Забавное дополнение: через пару лет я беседовал с замечательным человеком, директором «лучшего в Украине» (официальный титул!) Николаевского зоопарка, Володей Топчим. Как-то разговор зашел о проктологии. И тут Володя говорит – «а знаешь, батюшка, есть один врач-проктолог, который так любит свою работу, что заражает этим интересом окружающих. Я у него лечился, и в результате даже просил разрешения присутствовать при операции, но.. не успел, неожиданно быстро выписался».
А я в ответ: «Знаю! ВЕ-ДЯ-ПИН!! (Кстати, Валерий Александрович шутит, что он сам китайского происхождления, и его фамилия в действительности звучит «Ве Дя Пин»). Представь себе - со мной точно такая же история вышла: я тоже у него лечился, и тоже просил позволения присутствовать на операции, но, как и тебе, не удалось из-за быстрой выписки. Вот, что значит друзья – родство душ!»
И мы расхохотались.
Ну, а теперь я должен признаться, что из меня получился бы очень плохой больничный священник (впрочем, Господь мне этого не посылал). Я очень плохо умею утешать людей «просто так» - но именно это, а не душеспасительные разговоры о загробной жизни нужны страждущим. Мне всегда неловко за свое здравие рядом с ними, и все сказанное я ощущаю как бы бесплатным советом – не переживая страдание, как можно уговаривать страдальца нести его смиренно?
Конечно, это мой духовный недостаток – неспособность сопереживать болящему с должной глубиной, неспособность даровать ему необходимую любовь и утешение, неспособность молитвенно поддержать. Ну что уж есть, то есть – «Все ли апостолы? Все ли пророки? Все ли учители? Все ли совершают чудеса?»…
А говорю я об этом, дабы предварить историю о праздновании в проктологии Вербного Воскресенья. К тому времени я окреп, даже выходил на улицу. И решил, как уж смогу, отслужить праздник у себя в палате. Общего богослужения я устраивать не решался – по приведенной выше причине. И еще потому, что не люблю механически навязывать своей веры: «на молебен стройся!» - хотя никогда и не скрываю своих убеждений, например как поучаствовать в партнерской программе и прилично заработать?.

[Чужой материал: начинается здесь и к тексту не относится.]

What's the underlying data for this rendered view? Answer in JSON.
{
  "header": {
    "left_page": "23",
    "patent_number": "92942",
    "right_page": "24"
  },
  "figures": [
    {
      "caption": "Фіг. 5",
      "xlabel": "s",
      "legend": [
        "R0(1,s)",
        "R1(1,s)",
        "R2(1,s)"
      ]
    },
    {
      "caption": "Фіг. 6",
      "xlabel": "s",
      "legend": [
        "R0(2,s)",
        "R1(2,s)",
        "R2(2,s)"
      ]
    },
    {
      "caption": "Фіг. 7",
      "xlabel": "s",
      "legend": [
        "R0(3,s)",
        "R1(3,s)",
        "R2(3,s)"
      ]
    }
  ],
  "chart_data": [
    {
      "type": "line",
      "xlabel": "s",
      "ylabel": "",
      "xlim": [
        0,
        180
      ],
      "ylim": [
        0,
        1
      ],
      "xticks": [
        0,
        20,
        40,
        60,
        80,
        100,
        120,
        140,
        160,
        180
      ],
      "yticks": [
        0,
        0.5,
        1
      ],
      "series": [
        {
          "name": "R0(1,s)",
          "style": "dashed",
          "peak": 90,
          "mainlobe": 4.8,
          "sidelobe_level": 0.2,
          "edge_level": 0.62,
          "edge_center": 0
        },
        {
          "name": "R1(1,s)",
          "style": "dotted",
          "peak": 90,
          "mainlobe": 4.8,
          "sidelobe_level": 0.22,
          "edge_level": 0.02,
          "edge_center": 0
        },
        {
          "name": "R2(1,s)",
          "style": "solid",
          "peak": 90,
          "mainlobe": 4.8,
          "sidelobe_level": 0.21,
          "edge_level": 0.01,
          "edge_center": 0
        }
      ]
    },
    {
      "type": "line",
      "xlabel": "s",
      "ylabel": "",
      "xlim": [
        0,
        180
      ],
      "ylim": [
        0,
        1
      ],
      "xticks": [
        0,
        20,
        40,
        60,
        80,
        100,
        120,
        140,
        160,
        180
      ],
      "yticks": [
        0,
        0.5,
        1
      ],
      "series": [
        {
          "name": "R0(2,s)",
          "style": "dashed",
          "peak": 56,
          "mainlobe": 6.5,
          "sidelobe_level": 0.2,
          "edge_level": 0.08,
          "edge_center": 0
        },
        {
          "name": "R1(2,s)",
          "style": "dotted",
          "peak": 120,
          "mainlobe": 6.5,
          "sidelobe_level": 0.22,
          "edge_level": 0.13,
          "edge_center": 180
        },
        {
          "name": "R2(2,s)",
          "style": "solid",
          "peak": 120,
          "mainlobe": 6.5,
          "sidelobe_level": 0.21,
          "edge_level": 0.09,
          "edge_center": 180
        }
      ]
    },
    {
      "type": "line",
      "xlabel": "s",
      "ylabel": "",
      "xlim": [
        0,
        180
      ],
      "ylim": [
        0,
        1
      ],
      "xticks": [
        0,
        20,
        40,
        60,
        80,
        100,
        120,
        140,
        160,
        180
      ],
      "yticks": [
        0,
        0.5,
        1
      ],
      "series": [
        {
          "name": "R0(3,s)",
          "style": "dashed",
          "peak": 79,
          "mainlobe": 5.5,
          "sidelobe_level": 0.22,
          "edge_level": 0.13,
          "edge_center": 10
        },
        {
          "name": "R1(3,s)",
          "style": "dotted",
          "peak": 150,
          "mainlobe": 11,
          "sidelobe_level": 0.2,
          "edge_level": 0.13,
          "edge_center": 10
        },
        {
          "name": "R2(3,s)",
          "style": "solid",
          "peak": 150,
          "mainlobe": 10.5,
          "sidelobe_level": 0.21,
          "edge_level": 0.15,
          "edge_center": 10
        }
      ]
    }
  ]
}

Вот и в этот день, вышел я во двор, нарезал с кустов веточек молодой зелени, поднялся в палату, одел епитрахиль, взял требник (необходимое всегда со мной). Через некоторое время я почувствовал за спиной движение, обернулся. Коридор возле палаты заполнен, десятки людей – чуть ли не все «ходячие», медперсонал. Радостные лица, улыбки. Я с необыкновенным воодушевлением продолжаю службу, освящаю воду, веточки. Выхожу в коридор, кроплю людей водой, раздаю веточки. Иду по палатам, кроплю лежачих, всем по зеленому росточку. Сколько радости, света, благодарности Богу!

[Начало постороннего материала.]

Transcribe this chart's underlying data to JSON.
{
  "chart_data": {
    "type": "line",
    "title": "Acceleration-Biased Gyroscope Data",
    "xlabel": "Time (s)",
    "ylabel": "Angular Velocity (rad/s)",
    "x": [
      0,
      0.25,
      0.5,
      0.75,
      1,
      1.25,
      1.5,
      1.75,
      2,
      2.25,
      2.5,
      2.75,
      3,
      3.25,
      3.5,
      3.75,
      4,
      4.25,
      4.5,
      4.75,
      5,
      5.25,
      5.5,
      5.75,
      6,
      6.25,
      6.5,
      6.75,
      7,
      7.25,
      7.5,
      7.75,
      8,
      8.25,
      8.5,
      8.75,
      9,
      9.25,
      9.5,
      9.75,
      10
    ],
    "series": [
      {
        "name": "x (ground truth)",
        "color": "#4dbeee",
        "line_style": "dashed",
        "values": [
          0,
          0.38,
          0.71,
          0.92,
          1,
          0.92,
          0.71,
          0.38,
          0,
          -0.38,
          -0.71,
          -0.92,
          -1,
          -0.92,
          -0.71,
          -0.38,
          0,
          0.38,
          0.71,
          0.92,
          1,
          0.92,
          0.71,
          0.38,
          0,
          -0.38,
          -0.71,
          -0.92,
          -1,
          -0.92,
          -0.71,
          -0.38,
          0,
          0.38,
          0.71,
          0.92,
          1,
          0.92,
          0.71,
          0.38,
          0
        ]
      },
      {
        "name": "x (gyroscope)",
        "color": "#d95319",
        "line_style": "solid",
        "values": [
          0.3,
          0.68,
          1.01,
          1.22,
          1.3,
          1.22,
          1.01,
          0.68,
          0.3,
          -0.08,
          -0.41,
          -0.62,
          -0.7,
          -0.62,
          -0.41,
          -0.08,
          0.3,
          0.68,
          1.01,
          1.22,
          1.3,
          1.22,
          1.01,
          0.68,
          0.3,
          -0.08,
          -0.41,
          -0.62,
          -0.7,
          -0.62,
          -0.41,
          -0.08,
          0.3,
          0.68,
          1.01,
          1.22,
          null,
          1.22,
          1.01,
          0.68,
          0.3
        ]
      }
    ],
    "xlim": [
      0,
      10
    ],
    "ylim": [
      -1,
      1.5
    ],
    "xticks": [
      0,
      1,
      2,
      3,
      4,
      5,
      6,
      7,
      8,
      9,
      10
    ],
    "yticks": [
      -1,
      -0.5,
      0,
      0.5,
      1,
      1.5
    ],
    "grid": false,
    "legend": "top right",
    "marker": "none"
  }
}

Тогда я и понял, что моя «скромная» позиция «неврачебного» батюшка – просто немощь духовная и лень, с одной стороны, и обман лукавого – с другой.
Да, есть Бог на свете!
Так что, в противовес легкомысленному афоризму Остапа Бендера («медицинский факт: Бога нет»), мы можем твердо сказать: «Бог есть – это медицинский факт».